С самого того дня, как Юрий Любимов привел из "Щуки" в стены старого Театра драмы и комедии на Таганке свой актерский курс и водрузил на его стене портреты Брехта, Мейерхольда и Вахтангова, присовокупив к ним Станиславского, с самого того дня в Москве появился остров свободы. Это потом можно будет говорить, что свобода была относительной, отмеренной ровно настолько, насколько позволили власти. Но кто знал границы этой свободы в стране тотальных запретов, прежде чем Любимов не стал проверять их своими боевыми вылазками? "Шагают бараны в ряд, бьют барабаны, кожу на них дают сами бараны", - пели его молодые артисты в "Добром человеке из Сезуана". Когда впервые этот брехтовский зонг прозвучал в стенах Щукинского училища, зал стал скандировать и требовать повторения. Все были уверены, что после этого училище закроют.

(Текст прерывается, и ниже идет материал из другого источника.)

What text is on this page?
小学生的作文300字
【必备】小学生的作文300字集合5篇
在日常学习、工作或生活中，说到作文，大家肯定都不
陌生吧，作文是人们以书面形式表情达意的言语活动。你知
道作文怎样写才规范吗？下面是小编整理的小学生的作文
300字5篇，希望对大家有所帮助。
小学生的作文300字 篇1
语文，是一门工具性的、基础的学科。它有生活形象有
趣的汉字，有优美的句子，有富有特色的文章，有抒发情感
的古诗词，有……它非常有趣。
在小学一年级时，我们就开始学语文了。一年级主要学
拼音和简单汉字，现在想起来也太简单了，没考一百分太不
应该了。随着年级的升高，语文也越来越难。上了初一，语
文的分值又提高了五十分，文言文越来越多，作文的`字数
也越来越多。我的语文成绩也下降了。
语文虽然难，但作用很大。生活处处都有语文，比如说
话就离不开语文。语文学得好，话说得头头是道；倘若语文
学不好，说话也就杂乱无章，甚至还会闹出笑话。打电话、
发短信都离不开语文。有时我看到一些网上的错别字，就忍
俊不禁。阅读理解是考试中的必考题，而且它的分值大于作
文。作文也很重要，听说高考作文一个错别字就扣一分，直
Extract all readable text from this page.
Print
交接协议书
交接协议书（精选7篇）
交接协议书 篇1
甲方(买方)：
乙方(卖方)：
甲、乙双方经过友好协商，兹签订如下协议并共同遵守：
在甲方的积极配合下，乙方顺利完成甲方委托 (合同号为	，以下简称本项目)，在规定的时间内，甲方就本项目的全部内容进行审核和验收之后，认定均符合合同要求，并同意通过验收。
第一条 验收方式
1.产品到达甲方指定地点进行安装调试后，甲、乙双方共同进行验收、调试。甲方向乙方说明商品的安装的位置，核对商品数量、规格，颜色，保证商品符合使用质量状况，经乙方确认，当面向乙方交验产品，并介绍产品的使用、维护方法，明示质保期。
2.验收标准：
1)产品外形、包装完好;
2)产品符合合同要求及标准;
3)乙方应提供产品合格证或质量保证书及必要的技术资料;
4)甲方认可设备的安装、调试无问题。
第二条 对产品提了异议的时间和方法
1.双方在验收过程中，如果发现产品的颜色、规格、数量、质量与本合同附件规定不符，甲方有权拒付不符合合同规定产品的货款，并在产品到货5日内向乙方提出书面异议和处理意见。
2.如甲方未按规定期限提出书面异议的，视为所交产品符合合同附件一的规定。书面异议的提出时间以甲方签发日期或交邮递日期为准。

Собственно, Любимов осуществлял на Таганке самую необходимую миссию эпохи: рассказывал об одиноком противостоянии человека режиму. Так просто и так ясно это предстает теперь, когда вспоминаешь трагически и звонко дрожащий голос Славиной, игравшей доброго человека из Сезуана, Гамлета - Высоцкого, читавшего стихотворение Пастернака: "Я один, все тонет в фарисействе" так, что хотелось выть от безнадежной тоски. Печального и одинокого Дальвина Щербакова-Мастера и его отчаянную подругу Маргариту-Нину Шацкую, роскошную красавицу, летящую на качелях прямо над головами у зрителей. И Маяковский - хоть их было пятеро в спектакле "Послушайте!", и Пушкин в таком же количестве в спектакле "Товарищ, верь...", и Хлопуша в есенинском "Пугачеве", и Галилей - все они учили мужеству самостояния. Того самого самостояния, которое, по словам поэта, есть залог величия человека.
В спектакле "А зори здесь тихие" на грузовике, который навсегда увозил девушек к месту их последнего боя, вместо номера стояло: "ИХ 16-06". Их, безликого большинства, в спектаклях Любимова всегда больше, как и в самой жизни. В сущности, что бы он ни ставил - поэтические спектакли, ревю на темы отечественной истории, классику - он сочинял истории о художнике и власти, об их вечном противостоянии и вечном драматизме этих отношений.
Когда-то Анатолий Эфрос, хитроумной и циничной властью поставленный на место изгнанного из страны Любимова, снял фильм по роману Булгакова "Жизнь господина де Мольера". Роль Мольера сыграл в нем Любимов. Простое желание жить, сохранить театр, дать людям работу, да и собственные иллюзии и страхи заставляли его входить в сделки с Властью, но в главном он оставался верен себе и своей художественной свободе.
Собственно, Любимову ничего не нужно было изобретать. Его театральное мышление устроено поэтическим образом. Не описывать реальность, но создавать ее - таков был принцип избранного им театра. "Правдоподобие все еще полагается главным условием и основанием драматического искусства. Что если докажут, что оно именно исключает правдоподобие?" - этими словами Пушкина он отвечал на все нападки и обвинения в гиперусловности своего театра. В самом деле, о каком правдоподобии могла идти речь для жителя кафкианской страны, страны абсурда, в которой Любимов создавал свою хулиганскую Таганку? Потому Муза Любимова становилась с каждым годом все трагичнее. Поэт в его театре всегда умирал, его всегда убивали. Хлопуша-Высоцкий кричал надсадным голосом Есенина, это Есенина, а не Пугачева убивали в его спектакле, и это по нему проливали слезы его зрители. Как потом проливали слезы по Пушкину и Маяковскому, Когану и Багрицкому, Ахматовой и Пастернаку.
В прошлом сезоне Любимов поставил спектакль "До и после" - реквием по убиенному Серебряному веку. Завтра, в день 40-летия созданного им театра, он вновь расскажет историю противостояния поэта и власти, личности и безличия. Это будет спектакль о тех, кто входил в объединение реального искусства (знаменитое ОБЭРИУ), тех, кто осуществил в 30-е годы последний открытый побег из системы тотального контроля над языком и мыслью и расплатился за это жизнью. Любимов вновь будет оплакивать поэтов и воспевать их беззаконность и свободу.